Because, you see, I feel like I am finally acting in a manner that aligns with my oft-spouted beliefs. I am attempting to do good in the world in a way that does not accrue benefits specifically for myself or my immediate circle (i.e. “volunteering”) because I believe that the impact I can have will ultimately afford me a bigger reward – personally and in my relationship to the world. I believe in community. I believe that human beings are intrinsically and indissolubly connected. And, by the end of my tour here in Moldova, I will know it in my soul because I will have lived out this experience.
The second goal of the Peace Corps (we have three) is to help promote a better understanding of Americans on the part of the peoples served. And one thing that I truly appreciate about my fellow citizens is their unbridled willingness to jump in and help. According to the National Center for Charitable Statistics (NCCS), more than 1.5 million nonprofit organizations are registered in the U.S. This number includes public charities, private foundations, and other types of nonprofit organizations, including chambers of commerce, fraternal organizations and civic leagues. I worked for one of them for 20 years. And it never failed to inspire me how many Americans give of their time, money, labor, and heart to support causes and people which ask for their help.
Unfortunately, the idea of “volunteering” has a negative connotation in Moldova that is just now beginning to shift. You see, many men were conscripted as “volunteer” soldiers for the border skirmishes that have beset this tiny nation for a goodly portion of their existence. The good news is that there are many people here – from the European Union, America, and Moldova itself – who are making great efforts to change this perception. Non-profits are proliferating and youth, especially, are becoming increasingly invested in their own nation and its well-being. But they still need help. And they profit immensely by meeting volunteers and becoming more familiar with the personal goals, commitments, and philosophies that drive their efforts
To celebrate the 20 year anniversary of Peace Corps Moldova, a group of us are setting out, on foot, to visit 31 towns and villages along two 150 km routes winding through the countryside. At the end of two weeks, we will meet in the capital for a big, public celebration. We want to share our stories and encourage the people we meet to engage with their communities, to assist their neighbors and others in need, through the selfless – but hugely gratifying – act of volunteering. We hope to lead by example and make a small difference here by fostering the spirit of giving that brought all of us to this country. We want to illustrate the benefits that accrue to both the giver and the receiver in the volunteering experience.

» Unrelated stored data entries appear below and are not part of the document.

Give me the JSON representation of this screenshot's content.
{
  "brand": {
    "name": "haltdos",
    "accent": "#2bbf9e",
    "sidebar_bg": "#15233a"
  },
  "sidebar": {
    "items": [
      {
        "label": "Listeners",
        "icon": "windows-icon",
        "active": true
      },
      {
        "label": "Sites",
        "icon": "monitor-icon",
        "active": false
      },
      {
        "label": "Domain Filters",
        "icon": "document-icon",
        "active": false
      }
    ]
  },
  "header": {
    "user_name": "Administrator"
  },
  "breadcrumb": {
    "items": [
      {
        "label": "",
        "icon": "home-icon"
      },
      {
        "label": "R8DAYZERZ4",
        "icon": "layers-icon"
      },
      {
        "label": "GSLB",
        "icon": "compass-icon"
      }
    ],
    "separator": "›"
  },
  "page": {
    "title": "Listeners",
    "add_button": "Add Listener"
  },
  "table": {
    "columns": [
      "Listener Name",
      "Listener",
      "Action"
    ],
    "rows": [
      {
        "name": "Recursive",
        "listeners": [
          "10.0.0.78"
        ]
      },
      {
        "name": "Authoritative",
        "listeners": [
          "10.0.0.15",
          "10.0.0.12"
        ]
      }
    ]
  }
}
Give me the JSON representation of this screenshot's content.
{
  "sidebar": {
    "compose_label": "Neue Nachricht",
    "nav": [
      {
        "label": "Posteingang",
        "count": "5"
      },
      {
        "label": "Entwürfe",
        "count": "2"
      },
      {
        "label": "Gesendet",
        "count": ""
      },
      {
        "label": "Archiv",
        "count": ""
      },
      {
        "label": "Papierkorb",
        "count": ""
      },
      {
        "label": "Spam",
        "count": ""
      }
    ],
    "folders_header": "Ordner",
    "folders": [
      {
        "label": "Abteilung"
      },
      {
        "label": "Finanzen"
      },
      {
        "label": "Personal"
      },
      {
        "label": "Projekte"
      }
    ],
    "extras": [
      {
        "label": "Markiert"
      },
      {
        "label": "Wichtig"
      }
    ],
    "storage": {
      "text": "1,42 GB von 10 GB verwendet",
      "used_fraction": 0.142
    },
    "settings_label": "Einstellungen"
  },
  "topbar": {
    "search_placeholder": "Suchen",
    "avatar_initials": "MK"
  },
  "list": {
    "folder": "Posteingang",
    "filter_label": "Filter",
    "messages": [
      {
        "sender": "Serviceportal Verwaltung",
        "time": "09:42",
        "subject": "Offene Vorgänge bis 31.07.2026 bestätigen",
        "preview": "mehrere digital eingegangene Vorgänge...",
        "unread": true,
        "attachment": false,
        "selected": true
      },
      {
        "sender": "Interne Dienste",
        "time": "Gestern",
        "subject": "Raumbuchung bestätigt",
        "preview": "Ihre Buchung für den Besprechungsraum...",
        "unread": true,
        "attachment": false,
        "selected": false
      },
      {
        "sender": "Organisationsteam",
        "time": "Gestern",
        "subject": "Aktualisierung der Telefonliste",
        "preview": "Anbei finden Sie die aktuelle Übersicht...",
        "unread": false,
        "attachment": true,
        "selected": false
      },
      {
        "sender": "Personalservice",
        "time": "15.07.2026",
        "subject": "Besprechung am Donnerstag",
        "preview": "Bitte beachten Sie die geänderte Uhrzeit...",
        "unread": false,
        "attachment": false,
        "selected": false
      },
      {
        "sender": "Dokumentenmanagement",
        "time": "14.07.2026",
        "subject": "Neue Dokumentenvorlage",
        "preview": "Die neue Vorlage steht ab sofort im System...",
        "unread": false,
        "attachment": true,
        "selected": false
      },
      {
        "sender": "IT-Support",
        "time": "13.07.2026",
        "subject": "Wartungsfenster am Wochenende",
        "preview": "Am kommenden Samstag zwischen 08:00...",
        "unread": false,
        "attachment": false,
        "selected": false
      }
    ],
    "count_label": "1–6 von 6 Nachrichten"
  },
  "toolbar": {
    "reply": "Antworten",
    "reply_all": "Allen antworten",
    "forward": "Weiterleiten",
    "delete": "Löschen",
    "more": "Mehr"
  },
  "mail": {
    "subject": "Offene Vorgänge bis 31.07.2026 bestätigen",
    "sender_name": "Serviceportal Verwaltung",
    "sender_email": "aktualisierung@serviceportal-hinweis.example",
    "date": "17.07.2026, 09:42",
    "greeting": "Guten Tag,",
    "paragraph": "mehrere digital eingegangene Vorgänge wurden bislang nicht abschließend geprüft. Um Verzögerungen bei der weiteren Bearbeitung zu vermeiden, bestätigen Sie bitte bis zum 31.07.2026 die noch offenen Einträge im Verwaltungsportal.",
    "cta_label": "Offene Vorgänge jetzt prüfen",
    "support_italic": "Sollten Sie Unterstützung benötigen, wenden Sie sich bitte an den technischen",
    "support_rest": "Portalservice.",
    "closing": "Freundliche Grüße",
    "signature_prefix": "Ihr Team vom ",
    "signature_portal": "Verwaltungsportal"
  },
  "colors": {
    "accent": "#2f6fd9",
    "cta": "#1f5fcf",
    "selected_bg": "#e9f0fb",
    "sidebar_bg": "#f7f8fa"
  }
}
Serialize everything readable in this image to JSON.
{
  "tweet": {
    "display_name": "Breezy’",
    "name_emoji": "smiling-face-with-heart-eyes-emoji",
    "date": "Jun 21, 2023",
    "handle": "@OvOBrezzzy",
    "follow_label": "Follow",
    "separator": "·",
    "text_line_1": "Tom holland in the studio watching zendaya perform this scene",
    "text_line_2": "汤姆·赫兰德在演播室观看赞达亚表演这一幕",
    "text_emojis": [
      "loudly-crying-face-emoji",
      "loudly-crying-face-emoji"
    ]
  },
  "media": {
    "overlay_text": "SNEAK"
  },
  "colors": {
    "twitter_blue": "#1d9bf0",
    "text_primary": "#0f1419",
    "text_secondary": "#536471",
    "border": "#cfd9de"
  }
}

SO. And here is what I am truly after – can you help? We have applied for a Peace Corps Partnership Program grant that matches money donated by Americans with funds raised in Moldovan communities in order to make this walk a reality. The beautiful thing is that American dollars go a lot further in Moldova – even $5 would make a big difference.
If you believe in community and in the efforts of volunteers to build and sustain them – in your own neighborhood and throughout the world – please consider supporting this project. I will be posting pictures and stories from the walk, so you will be able to join with us virtually and cheer us on.
Click here to go to the Peace Corps page where you can donate securely and read more about the project. Your contribution is, of course, tax deductible.
Thank you, so much, not just for the money you might give but for reading and encouraging me during this amazing journey. You sustain me.